Different cancer incidents often show mixed level of response to treatment courses. scRNA-seq technologies are proposed as the ideal tool to study the reasons behind these mixed responses and to guide personalized medicine (Shalek and Benson 2017). In lung cancer, prognosis in intratumor heterogeneity in the clinical setting shows mixed levels of treatment resistance (Kim et al. 2015). ScRNA-Seq analysis of the lung adenocarcinoma that survived anticancer drug treatment found that active KRAS variants in tumor cells may be the key to understand and predict drug response (Kim et al. 2015). In recurrent prostate cancer, the mixed effectiveness of androgen receptor (AR) inhibitors was correlated with high levels of heterogeneity in transcriptomes, including expression patterns of candidates such as AR genes and splicing variants (Miyamoto et al. 2015). The importance of understanding the multicellular ecosystem surrounding melanoma cells was demonstrated by Tirosh et al. (2015). This study showed that the same tumor can display a wide range of phenotypes linked to the cell cycle and affecting drug response. For example, exhaustion markers in T-cells could play a role in treatment outcomes.

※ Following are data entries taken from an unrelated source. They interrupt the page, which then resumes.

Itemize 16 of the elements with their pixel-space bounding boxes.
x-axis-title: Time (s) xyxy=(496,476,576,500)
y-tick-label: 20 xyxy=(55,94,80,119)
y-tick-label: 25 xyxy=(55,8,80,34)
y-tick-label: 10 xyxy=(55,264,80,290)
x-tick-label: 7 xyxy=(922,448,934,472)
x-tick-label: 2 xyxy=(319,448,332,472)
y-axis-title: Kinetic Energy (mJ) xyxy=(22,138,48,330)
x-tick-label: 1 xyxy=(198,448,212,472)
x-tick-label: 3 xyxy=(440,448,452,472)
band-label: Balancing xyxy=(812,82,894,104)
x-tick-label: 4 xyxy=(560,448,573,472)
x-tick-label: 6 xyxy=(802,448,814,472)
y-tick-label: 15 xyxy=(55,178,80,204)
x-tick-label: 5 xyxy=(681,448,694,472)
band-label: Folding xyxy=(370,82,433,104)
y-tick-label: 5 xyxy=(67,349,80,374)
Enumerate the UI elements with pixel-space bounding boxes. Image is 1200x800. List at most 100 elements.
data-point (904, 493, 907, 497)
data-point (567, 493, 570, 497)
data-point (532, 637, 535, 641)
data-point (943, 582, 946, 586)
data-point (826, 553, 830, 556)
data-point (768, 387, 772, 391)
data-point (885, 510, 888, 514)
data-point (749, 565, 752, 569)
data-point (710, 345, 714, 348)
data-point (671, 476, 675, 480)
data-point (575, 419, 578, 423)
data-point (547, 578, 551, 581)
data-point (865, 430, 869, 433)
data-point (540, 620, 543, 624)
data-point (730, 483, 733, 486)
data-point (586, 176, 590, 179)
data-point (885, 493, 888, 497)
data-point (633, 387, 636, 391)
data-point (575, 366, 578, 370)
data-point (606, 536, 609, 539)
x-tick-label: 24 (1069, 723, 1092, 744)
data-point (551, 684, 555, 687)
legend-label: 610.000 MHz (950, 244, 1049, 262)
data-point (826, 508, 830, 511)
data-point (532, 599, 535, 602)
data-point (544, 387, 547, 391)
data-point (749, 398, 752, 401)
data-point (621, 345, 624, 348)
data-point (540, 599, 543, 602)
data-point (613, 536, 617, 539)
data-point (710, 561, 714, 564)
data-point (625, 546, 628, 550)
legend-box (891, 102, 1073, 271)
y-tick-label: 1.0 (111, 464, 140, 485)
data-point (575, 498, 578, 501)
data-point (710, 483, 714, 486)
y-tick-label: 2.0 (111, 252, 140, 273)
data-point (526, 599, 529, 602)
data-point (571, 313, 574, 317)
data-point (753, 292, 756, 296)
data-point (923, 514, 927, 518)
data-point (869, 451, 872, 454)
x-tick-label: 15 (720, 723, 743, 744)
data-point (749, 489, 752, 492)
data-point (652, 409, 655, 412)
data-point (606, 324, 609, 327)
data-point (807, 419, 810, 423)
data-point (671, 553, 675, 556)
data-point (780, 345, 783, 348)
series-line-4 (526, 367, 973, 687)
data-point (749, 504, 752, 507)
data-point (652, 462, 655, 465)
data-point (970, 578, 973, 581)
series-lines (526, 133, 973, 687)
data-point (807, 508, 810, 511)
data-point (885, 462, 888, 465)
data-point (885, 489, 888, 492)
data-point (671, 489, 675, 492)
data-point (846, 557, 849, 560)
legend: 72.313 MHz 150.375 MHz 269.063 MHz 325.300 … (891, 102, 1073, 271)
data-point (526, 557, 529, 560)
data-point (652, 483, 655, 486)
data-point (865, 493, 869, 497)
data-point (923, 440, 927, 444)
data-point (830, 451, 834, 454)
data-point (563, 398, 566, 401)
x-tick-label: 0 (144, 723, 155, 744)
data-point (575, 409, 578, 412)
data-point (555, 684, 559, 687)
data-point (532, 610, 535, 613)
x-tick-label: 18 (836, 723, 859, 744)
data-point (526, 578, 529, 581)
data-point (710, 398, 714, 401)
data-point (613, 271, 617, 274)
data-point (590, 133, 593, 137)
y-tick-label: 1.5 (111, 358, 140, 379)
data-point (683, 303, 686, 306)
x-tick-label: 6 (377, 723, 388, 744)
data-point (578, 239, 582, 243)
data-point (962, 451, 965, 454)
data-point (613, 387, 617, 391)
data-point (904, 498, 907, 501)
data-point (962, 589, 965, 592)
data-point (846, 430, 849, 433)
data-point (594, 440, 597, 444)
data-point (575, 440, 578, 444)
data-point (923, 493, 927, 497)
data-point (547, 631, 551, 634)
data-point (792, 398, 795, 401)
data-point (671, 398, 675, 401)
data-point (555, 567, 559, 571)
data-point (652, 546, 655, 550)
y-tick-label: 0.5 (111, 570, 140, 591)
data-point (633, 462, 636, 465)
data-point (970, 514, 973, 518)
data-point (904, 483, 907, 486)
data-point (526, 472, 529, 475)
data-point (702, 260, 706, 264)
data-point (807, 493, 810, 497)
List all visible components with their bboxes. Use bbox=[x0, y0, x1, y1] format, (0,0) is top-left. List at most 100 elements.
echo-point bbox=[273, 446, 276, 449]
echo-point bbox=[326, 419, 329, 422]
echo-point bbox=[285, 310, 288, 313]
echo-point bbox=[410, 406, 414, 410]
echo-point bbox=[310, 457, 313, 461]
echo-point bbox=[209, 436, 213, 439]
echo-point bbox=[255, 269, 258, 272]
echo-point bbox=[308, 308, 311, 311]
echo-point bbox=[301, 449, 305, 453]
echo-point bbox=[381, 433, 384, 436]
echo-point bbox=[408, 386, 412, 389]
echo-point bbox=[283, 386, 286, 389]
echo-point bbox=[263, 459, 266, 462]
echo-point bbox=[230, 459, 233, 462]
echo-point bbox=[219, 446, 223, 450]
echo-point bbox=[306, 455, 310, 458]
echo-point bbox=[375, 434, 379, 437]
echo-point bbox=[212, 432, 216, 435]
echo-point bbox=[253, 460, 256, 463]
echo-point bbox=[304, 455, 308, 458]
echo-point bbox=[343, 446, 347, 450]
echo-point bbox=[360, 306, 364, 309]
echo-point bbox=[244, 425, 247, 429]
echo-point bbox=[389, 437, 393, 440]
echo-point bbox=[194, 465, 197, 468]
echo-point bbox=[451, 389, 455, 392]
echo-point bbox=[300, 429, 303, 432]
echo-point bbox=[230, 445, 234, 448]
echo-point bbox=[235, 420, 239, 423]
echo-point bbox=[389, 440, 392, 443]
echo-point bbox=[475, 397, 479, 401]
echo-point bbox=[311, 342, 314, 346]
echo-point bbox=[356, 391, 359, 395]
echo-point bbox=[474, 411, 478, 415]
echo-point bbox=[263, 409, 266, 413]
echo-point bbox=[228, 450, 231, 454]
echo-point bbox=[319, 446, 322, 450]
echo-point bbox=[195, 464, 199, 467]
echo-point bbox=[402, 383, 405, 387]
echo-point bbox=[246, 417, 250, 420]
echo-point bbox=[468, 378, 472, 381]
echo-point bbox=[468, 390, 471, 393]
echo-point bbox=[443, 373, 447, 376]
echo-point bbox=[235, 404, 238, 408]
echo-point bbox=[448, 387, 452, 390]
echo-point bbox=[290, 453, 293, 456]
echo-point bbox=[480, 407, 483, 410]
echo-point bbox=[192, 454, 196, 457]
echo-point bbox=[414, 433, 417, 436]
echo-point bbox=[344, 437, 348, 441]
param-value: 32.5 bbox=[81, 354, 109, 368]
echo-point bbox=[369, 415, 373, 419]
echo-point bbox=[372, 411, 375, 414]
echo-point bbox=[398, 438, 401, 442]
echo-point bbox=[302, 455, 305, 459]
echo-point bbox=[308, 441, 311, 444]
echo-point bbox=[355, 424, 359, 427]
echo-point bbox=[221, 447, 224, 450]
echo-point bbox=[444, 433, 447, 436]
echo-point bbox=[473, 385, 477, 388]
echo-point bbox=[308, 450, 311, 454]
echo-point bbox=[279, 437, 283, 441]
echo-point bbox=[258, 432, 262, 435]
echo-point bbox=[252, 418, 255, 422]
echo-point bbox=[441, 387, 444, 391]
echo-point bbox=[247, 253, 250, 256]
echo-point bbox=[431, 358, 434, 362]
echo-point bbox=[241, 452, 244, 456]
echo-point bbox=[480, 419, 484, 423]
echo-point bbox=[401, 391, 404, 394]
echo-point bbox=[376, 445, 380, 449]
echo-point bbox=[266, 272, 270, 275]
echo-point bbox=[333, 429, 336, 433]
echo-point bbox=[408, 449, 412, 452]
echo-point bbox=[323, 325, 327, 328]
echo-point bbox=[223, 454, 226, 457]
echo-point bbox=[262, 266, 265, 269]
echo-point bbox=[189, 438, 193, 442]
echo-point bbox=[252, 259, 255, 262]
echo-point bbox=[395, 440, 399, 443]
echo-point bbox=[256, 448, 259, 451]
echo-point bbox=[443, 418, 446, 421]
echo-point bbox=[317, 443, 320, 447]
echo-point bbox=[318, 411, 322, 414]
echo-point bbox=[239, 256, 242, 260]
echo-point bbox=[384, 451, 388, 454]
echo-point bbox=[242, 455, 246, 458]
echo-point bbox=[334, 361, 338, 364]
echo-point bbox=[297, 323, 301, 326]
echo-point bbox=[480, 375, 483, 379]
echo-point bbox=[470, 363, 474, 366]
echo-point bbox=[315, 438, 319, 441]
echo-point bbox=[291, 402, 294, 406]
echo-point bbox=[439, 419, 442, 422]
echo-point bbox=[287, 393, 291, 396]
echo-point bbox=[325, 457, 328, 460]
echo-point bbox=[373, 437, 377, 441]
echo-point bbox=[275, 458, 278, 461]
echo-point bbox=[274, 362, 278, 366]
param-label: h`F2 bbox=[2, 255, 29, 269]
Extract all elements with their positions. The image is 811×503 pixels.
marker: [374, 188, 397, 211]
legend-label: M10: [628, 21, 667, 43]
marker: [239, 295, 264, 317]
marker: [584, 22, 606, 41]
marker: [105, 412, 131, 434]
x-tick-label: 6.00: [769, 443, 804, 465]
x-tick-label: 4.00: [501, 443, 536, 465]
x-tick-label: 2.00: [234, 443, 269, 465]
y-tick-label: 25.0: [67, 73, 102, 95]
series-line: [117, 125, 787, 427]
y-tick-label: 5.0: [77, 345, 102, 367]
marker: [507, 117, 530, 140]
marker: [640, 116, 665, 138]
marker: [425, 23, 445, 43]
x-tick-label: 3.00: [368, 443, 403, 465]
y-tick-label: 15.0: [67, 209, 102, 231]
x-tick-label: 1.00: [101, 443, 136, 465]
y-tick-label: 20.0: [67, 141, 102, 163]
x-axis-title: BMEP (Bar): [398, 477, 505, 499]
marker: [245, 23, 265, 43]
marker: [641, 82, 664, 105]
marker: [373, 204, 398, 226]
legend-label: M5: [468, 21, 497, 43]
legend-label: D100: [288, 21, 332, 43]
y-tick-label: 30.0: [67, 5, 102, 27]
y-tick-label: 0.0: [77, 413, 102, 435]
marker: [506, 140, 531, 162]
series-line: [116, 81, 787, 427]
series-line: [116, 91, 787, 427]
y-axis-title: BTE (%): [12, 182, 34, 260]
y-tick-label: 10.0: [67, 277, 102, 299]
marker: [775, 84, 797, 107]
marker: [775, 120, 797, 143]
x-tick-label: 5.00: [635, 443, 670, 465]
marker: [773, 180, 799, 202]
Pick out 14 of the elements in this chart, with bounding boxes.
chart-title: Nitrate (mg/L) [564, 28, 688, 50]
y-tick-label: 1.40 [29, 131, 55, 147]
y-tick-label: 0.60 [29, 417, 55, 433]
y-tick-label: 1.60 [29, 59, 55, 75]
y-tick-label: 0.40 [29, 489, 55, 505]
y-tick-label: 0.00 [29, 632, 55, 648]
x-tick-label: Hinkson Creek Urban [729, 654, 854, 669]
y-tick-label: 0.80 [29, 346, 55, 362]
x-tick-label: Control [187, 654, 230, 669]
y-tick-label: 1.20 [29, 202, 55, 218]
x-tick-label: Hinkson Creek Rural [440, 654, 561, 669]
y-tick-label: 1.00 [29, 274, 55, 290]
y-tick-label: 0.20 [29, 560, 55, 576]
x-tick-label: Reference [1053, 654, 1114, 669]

Some studies (e.g. Wucherpfennig and Cartwright 2016) have proposed that enhancing the immune system can aid in fighting cancer and thus improve the treatment outcome. Wucherpfennig and Cartwright (2016) also propose that CRISPR/Cas9 technologies, armed with the precise mechanisms (from scRNA transcriptome data) by which the immune system improves recovery chances from cancer, can be used to edit patient genomes to improve prognosis.
ScRNA-seq has led to novel discoveries that have the potential to revolutionize clinical practices, drug development and, in turn, improved disease prognosis. Discoveries made thus far promise to prime the next wave of treatment transformations. The information gained from scRNA-seq analysis also has potential to develop minimally invasive treatments and improving recovery especially from cancer treatments.